Ya­mu­na, un­se­re Kom­mu­ni­ka­to­rin, hat ein schwa­ches Sig­nal aus dem lee­ren Raum empfangen ... — nun, nur schein­bar leer, wie es sich jetzt dar­stellt. Zu­sam­men mit Yu-Len, dem Syn­tak­ti­ker, und Pro­fes­sor Xav-1-ρ ver­sucht sie der­zeit, die Nach­richt zu ent­schlüs­seln. In­ner­halb so un­glaub­lich kur­zer Zeit ein Erst­kon­takt, das grenzt an ein Wun­der.

4. Januar 2029 @ τ=12:48

Das En­de der uns bis­her be­kann­ten Welt! Vor ei­ni­gen Mi­nu­ten ha­ben wir Ξαμαδος hin­ter uns ge­las­sen, den letz­ten in der in­ter­stel­la­ren Da­ten­bank er­fass­ten Aste­roi­den­ne­bel. Jetzt be­ginnt das wah­re Aben­teu­er!

2. Januar 2029 @ τ=09:30

Wir sind of­fen­bar noch schnel­ler als er­war­tet. Vor­hin ha­ben wir die Kon­stel­la­tion ΨΦ47 pas­siert. In we­ni­gen Ta­gen er­rei­chen wir voll­kom­men un­be­kann­tes Ge­biet.

1. Januar 2029 @ τ=00:33

Es hat funk­tio­niert! Wir ra­sen der­ar­tig schnell, dass kei­ne Ein­zel­hei­ten un­se­rer Um­ge­bung mehr wahr­nehm­bar sind. Nicht ein­mal die ganz, ganz ent­fern­ten Sonnen ... Ich wer­de jetzt ver­su­chen, ein we­nig zu schla­fen.

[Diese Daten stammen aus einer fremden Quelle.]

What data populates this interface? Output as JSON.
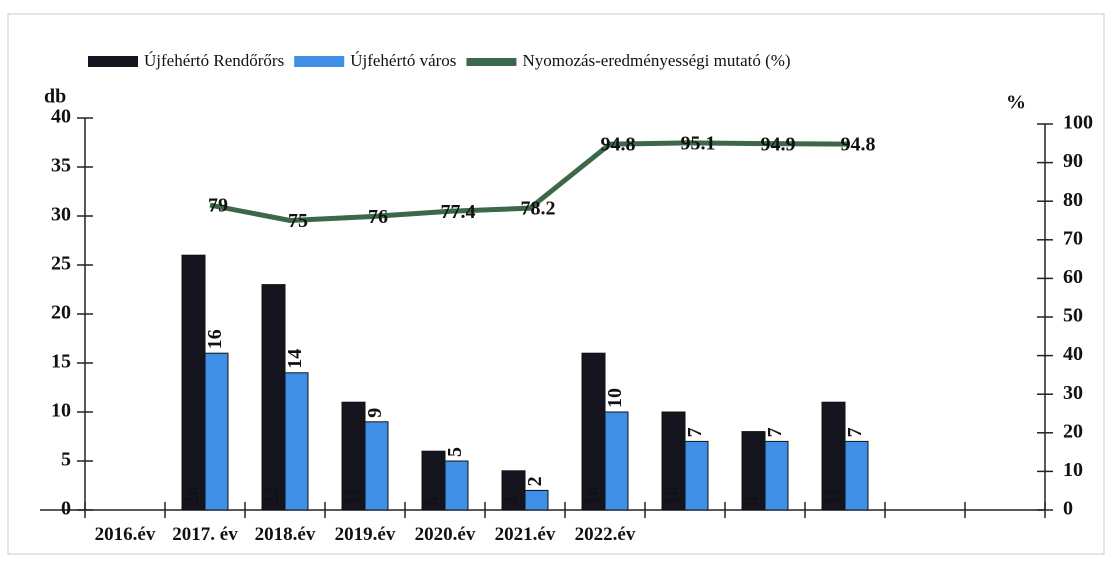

31. Dezember 2028 @ τ=20:10

So, in ein paar Stun­den ist es so weit. Um Mit­ter­nacht steigt die La­dung am Te­le­por­ter für ei­ni­ge Mi­nu­ten au­to­ma­ti­siert auf 500%, und da­mit be­schleu­ni­gen wir um mehr als das Drei­fa­che. Das dürf­te uns an den Rand der Ga­la­xie schleu­dern. Ich bin ge­spannt, was dort im näch­sten Jahr auf uns war­tet.